CAMP FOSTER, Okinawa — When Air Force spouse Kelli Abad disappeared on Okinawa, she left behind little more than a cryptic note and many questions.
More than a year later, the case continues to resonate in the military community, particularly among fellow spouses shaken by the unsolved disappearance on an island known as a safe overseas deployment.
But even as the mystery remains, with Abad’s body never found, the case appears to be growing cold. Back home, her face might be on milk cartons or WalMart bulletin boards, but her memory is already fading a little every day on Okinawa as military families rotate out and replacements arrive.
Her husband and two young children have returned to the States. Gone are the search parties and the missing-person flyers that were plastered around the island by volunteers. Air Force investigators hope for new clues from the public as Abad’s mother works against tough odds to keep the case alive.
“It’s hard to accept … Are you asking me to accept that she vanished?” said Abad’s mother, Janice Cribbs, who traveled to Okinawa from Georgia last year to head the search for her daughter.
Abad was stationed with husband Vincent at Kadena Air Base when she went missing from her base home one night in October 2011.
The scant evidence pointed toward the possibility of suicide, although friends and family painted a picture of a woman looking forward to her family’s next deployment.
Abad’s vehicle was found near a coastal cliff that is a popular spot for Japanese suicides. Sometimes the bodies of those who jump are never found, according to Japanese authorities.

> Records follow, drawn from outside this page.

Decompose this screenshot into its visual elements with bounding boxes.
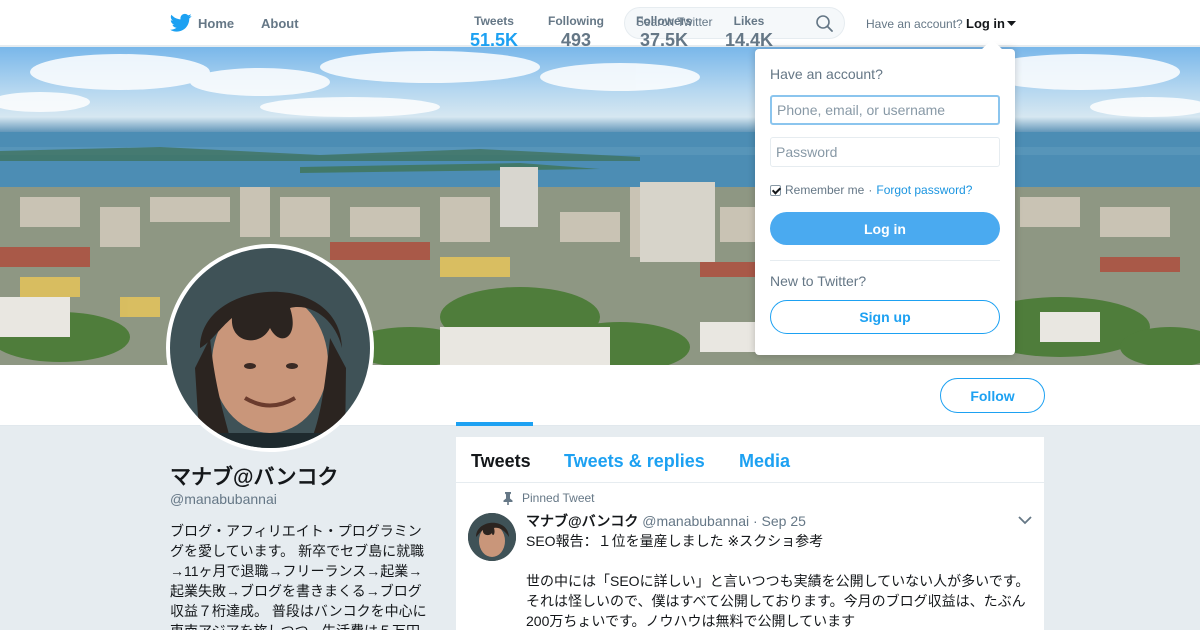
remember-me-checkbox[interactable]	[770, 184, 781, 196]
chevron-down-icon[interactable]	[1018, 515, 1032, 525]
stat-tweets[interactable]: Tweets 51.5K	[470, 14, 518, 51]
avatar-photo	[170, 248, 370, 448]
username-field[interactable]	[770, 95, 1000, 125]
password-field[interactable]	[770, 137, 1000, 167]
tab-tweets-and-replies[interactable]: Tweets & replies	[564, 451, 705, 472]
tweet-author-name[interactable]: マナブ@バンコク	[526, 513, 638, 529]
tweet-avatar-photo	[468, 513, 516, 561]
tab-media[interactable]: Media	[739, 451, 790, 472]
tweet-date[interactable]: · Sep 25	[753, 513, 806, 529]
separator-dot: ·	[868, 183, 873, 197]
tweet-text: SEO報告：１位を量産しました ※スクショ参考 世の中には「SEOに詳しい」と言…	[526, 531, 1036, 630]
follow-button[interactable]: Follow	[940, 378, 1045, 413]
profile-bio: ブログ・アフィリエイト・プログラミングを愛しています。 新卒でセブ島に就職→11…	[170, 523, 427, 630]
stat-value: 493	[560, 30, 592, 50]
pin-icon	[503, 491, 513, 505]
profile-name[interactable]: マナブ@バンコク	[170, 461, 339, 491]
pinned-tweet-label: Pinned Tweet	[502, 491, 595, 505]
twitter-bird-icon	[170, 13, 192, 32]
login-menu-toggle[interactable]: Log in	[966, 16, 1016, 31]
stat-label: Following	[548, 14, 604, 28]
nav-home-link[interactable]: Home	[170, 13, 234, 33]
search-icon[interactable]	[816, 15, 833, 32]
timeline: Tweets Tweets & replies Media Pinned Twe…	[456, 437, 1044, 630]
login-menu-label: Log in	[966, 16, 1005, 31]
remember-me-row: Remember me · Forgot password?	[770, 183, 972, 197]
active-stat-underline	[456, 422, 533, 426]
login-button[interactable]: Log in	[770, 212, 1000, 245]
stat-value: 51.5K	[470, 30, 519, 50]
stat-value: 37.5K	[639, 30, 689, 50]
profile-handle[interactable]: @manabubannai	[170, 491, 277, 507]
forgot-password-link[interactable]: Forgot password?	[876, 183, 972, 197]
tweet-author-handle[interactable]: @manabubannai	[642, 513, 749, 529]
caret-down-icon	[1007, 20, 1016, 26]
nav-home-label: Home	[198, 15, 235, 31]
stat-label: Followers	[636, 14, 693, 28]
tab-tweets[interactable]: Tweets	[471, 451, 531, 472]
nav-about-link[interactable]: About	[261, 16, 299, 31]
stat-following[interactable]: Following 493	[548, 14, 604, 51]
tweet-line: 世の中には「SEOに詳しい」と言いつつも実績を公開していない人が多いです。それは…	[526, 573, 1030, 629]
signup-button[interactable]: Sign up	[770, 300, 1000, 334]
remember-me-label[interactable]: Remember me	[785, 183, 864, 197]
account-prompt: Have an account?	[866, 17, 963, 31]
pinned-label-text: Pinned Tweet	[522, 491, 595, 505]
stat-likes[interactable]: Likes 14.4K	[725, 14, 773, 51]
tweet-line: SEO報告：１位を量産しました ※スクショ参考	[526, 533, 824, 549]
login-dropdown: Have an account? Remember me · Forgot pa…	[755, 39, 1015, 355]
dropdown-title: Have an account?	[770, 66, 883, 82]
new-to-twitter-prompt: New to Twitter?	[770, 273, 867, 289]
stat-value: 14.4K	[725, 30, 774, 50]
profile-avatar[interactable]	[166, 244, 374, 452]
tweet-header: マナブ@バンコク @manabubannai · Sep 25	[526, 511, 806, 531]
dropdown-divider	[770, 260, 1000, 261]
stat-label: Likes	[733, 14, 765, 28]
stat-followers[interactable]: Followers 37.5K	[636, 14, 692, 51]
timeline-tabs: Tweets Tweets & replies Media	[456, 437, 1044, 483]
tweet-avatar[interactable]	[468, 513, 516, 561]
stat-label: Tweets	[474, 14, 514, 28]
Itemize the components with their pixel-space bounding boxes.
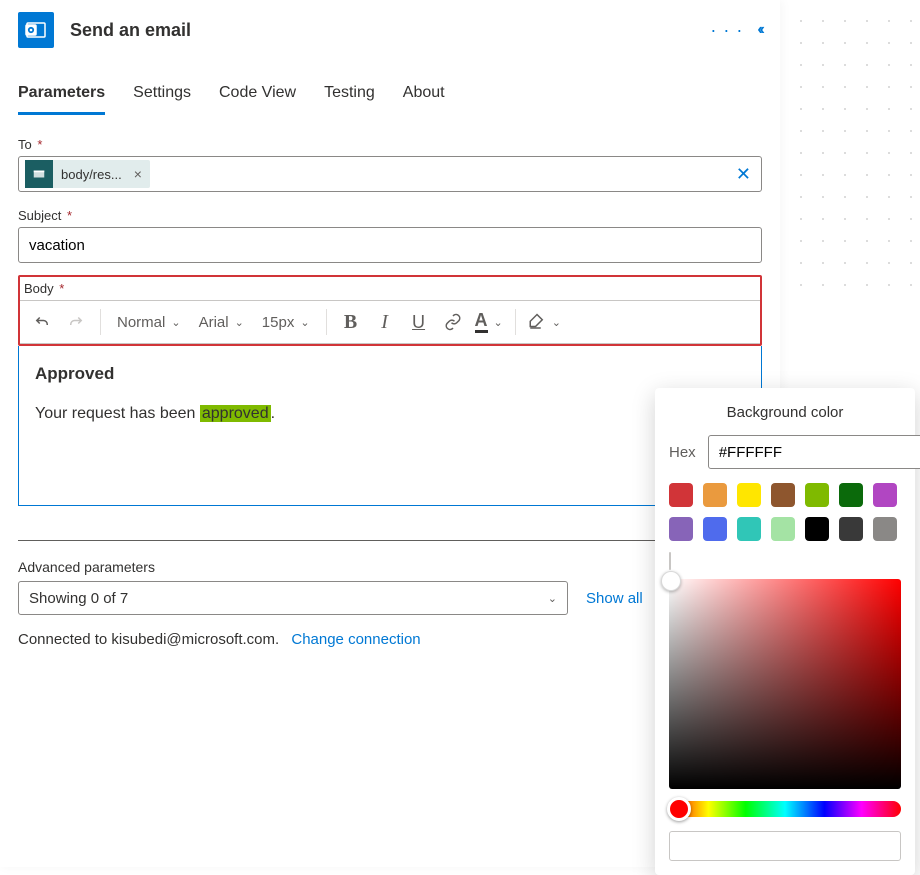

There was a note that simply said, “I love my kids, my hubby and my parents. Bye.”
Vincent Abad declined to speak with Stars and Stripes for this story, but during an interview on CNN last year, he suggested his wife may have left the note with plans to kill herself.
Subsequent handwriting analysis showed the note was likely written by Kelli Abad, said a spokesman for Okinawa prefectural police, who are investigating the disappearance along with the Air Force Office of Special Investigations.
“But that is only a possibility,” the spokesman said. “It is not known when it was written.”
Cribbs and military spouses who have assisted with the search do not buy the suicide hypothesis. They say Abad was a loving mother who deeply cared for her two children and would never have left them willingly.
On the day she went missing, Abad had talked excitedly about a possible upcoming deployment to a new duty station for her husband and had discussed buying warmer winter clothes for her children, according to Cribbs.
Abad took her children to a church function that evening and left around 8:30 p.m. Her vehicle was recorded leaving the base about 30 minutes later, but it is unclear who was inside, Cribbs said.
Vincent Abad called Cribbs and said his wife was missing shortly after that. Days later, authorities discovered her SUV at Cape Zampa, north of Kadena Air Base, along with some of her belongings.
“I don’t think she would have ever left her children,” said Tabitha Feldmeier, a Marine spouse who was stationed at Kadena when Abad disappeared and who still helps Cribbs in the search by writing emails. “As a mom I can’t wrap my head around that.”
Cribbs, with the help of Feldmeier and others, has been pressing authorities to keep on the case.
OSI spokeswoman Linda Card said the agency is investigating all plausible possibilities.
“We continue to request the public … provide information on Kelli’s whereabouts and information that could identify what happen to her,” Card wrote in an email to Stars and Stripes.
The investigation has included Vincent Abad. The agency does not believe he had any role in her disappearance, according to Card.
“Evidence obtained thus far does not support Vincent had any physical contact with Kelli after he left for work on the morning of [the day she went missing],” she wrote. “Nor did evidence support Vincent was part of any nefarious activities resulting in her disappearance.”
Leila Fortier, a civilian spouse who has assisted Cribbs, said the case has been disturbing for the local military community, especially spouses.
The joint U.S.-Japan investigation has not provided any answers or comfort, and caused a feeling of vulnerability in a foreign country so far from home, Fortier said.
“The island hasn’t felt the same for me after this,” she said. “I was in love with this island, but there’s a kind of haunting echo.”